Dr. Andreas Gutmann

Security Researcher

---

I am a Senior Technologist Cyber Security & Online Safety in the Trust and Safety Technology Group at Ofcom, the UK's communications regulator, and alumni of the European Commission's flagship Marie Sklodowska-Curie Fellowship. I have a PhD in computer science from University College London (UCL) and a German Diplom (major in computer science, minor in law) from Karlsruhe Institute of Technology. My areas of interest are at the intersection of online safety, computer security, online privacy, HCI, artificial intelligence, sociology, psychology, and regulation.

Some of my past work includes the discovery of risks for accidental data breaches in Windows and macOS and novel security risks in iOS and macOS for the use of security codes sent via SMS. I also led an investigation into people's PIN shielding behaviour at ATMs and POS and developed a novel user authentication protocol proven secure against the complete compromise the user's devices. My contributions to the security of Apple's products were acknowledged twice. I used to occasionally write about the work I do here and here, and my work has been featured in the media several times, e.g. here, here, and here.

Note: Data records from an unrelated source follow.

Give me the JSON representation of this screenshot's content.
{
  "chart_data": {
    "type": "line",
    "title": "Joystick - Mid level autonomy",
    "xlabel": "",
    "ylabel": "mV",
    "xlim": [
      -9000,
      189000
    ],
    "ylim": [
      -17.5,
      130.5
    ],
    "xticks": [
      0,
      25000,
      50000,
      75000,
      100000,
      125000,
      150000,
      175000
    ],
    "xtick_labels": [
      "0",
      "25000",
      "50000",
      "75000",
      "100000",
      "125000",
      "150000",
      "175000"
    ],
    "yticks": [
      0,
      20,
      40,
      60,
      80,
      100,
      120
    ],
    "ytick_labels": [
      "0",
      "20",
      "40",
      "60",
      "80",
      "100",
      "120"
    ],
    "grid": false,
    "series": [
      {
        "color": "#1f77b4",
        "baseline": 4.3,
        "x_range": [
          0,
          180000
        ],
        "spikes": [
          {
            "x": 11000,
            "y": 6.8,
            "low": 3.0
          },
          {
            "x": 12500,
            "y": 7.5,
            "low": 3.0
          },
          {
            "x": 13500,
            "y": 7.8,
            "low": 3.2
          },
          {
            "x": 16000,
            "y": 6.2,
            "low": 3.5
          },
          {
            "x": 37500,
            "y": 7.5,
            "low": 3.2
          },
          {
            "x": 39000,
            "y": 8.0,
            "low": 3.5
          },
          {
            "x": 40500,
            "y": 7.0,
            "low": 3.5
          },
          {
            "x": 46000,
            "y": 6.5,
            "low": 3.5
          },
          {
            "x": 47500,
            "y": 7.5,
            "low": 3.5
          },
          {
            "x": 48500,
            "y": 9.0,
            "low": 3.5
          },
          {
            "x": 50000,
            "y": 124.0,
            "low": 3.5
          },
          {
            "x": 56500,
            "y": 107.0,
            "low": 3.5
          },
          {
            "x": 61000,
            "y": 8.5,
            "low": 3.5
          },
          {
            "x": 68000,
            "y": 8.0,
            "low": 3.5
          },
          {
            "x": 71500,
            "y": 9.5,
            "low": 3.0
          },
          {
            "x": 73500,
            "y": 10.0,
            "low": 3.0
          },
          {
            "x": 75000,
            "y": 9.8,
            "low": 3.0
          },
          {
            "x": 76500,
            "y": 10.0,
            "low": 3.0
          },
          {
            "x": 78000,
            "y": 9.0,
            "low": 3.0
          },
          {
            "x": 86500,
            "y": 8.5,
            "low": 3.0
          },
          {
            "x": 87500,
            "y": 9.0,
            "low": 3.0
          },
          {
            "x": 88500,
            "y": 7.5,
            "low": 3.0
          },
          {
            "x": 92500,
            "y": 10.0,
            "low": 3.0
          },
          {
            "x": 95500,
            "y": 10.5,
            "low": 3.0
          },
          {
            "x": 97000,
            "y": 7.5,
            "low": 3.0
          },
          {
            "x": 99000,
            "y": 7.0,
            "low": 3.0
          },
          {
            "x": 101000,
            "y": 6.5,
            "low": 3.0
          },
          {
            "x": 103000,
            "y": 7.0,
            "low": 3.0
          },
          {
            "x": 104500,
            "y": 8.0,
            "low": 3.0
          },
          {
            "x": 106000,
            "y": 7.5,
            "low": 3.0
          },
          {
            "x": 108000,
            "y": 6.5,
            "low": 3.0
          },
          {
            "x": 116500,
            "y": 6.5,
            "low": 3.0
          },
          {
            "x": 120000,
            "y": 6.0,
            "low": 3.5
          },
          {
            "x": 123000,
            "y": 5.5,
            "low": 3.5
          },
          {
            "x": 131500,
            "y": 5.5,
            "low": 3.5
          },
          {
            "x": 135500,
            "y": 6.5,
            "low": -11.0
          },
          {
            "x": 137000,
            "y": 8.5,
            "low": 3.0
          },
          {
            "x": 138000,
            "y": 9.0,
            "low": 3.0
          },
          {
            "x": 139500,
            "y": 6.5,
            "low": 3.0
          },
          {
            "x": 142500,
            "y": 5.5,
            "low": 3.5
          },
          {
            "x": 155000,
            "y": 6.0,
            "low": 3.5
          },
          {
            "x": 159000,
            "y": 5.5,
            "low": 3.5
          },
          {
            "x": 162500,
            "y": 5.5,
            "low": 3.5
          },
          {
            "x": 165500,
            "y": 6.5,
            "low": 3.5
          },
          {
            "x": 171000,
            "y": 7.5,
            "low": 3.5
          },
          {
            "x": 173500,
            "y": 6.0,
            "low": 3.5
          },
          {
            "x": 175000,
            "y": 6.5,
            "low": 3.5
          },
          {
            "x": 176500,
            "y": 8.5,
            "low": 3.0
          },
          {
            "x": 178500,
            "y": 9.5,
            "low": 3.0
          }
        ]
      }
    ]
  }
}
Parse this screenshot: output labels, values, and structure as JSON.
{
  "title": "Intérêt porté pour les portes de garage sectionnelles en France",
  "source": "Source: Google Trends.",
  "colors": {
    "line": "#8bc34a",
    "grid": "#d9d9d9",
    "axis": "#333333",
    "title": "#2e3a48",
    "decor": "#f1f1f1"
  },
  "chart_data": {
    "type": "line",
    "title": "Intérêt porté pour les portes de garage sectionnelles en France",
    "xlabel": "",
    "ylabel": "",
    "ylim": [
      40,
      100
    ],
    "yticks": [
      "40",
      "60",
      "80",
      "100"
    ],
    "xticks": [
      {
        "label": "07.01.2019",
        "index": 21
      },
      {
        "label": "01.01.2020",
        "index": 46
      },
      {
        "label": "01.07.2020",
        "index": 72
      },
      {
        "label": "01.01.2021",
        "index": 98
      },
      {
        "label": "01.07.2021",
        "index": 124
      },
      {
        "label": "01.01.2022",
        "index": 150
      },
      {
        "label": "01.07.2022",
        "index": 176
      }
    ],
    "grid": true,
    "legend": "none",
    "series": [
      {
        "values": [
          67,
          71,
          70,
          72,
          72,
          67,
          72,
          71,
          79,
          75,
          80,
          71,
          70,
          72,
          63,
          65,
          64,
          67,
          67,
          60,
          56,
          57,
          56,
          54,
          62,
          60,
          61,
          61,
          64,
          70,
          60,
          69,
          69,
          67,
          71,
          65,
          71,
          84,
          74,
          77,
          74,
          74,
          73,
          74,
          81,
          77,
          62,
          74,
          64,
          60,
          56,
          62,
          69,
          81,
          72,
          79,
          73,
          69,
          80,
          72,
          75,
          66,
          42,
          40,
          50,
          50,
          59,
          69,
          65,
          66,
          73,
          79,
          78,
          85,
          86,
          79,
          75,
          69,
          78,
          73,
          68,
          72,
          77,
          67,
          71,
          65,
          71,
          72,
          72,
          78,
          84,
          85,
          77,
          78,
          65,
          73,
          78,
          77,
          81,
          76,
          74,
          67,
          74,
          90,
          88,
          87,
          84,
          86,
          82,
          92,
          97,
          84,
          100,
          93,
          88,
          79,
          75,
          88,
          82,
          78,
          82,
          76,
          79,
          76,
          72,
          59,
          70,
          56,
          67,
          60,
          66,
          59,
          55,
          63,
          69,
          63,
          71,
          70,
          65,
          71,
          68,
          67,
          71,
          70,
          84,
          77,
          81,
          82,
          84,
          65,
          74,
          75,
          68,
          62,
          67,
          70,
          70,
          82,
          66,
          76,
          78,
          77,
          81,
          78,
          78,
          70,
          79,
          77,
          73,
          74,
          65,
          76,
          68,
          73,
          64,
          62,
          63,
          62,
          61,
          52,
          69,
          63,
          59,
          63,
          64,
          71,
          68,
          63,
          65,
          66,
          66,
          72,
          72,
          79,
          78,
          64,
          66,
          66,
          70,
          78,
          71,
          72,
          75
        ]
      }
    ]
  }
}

I completed my PhD in 2020 as a member of the Information Security Research Group of the Department of Computer Science at University College London (UCL) and the Privacy&Us Marie Sklodowska-Curie Innovative Training Network, supported by the EU Horizon 2020 Marie Sklodowska-Curie Innovative Training Network, grant number project 675730. My PhD thesis is titled An Analysis of Computer Systems for the Secure Creation and Verification of User Instructions and was supervised by Prof. Steven J. Murdoch. In this thesis, I evaluated systems for reliable data input with a specific focus on the (in)security of user interfaces in Windows, macOS, iOS, and implementations of transaction authentication mechanisms in online banking. My diploma thesis on Secure Human Identification Protocols Based on Linguistics was supervised by Prof. Jörn Müller-Quade.

Previously, I worked as a researcher at the Innovation Centre of OneSpan in Cambridge and at Technische Universität Darmstadt in Germany. In addition, I have been a visiting researcher at University of Glasgow (2015, 2016), University of Tokyo (2016), Karlstad University (2016), Goethe University Frankfurt (2017), USECON – Experience design & consulting (2017) and was a student assistant at Secorvo Security Consulting GmbH (2012-2013).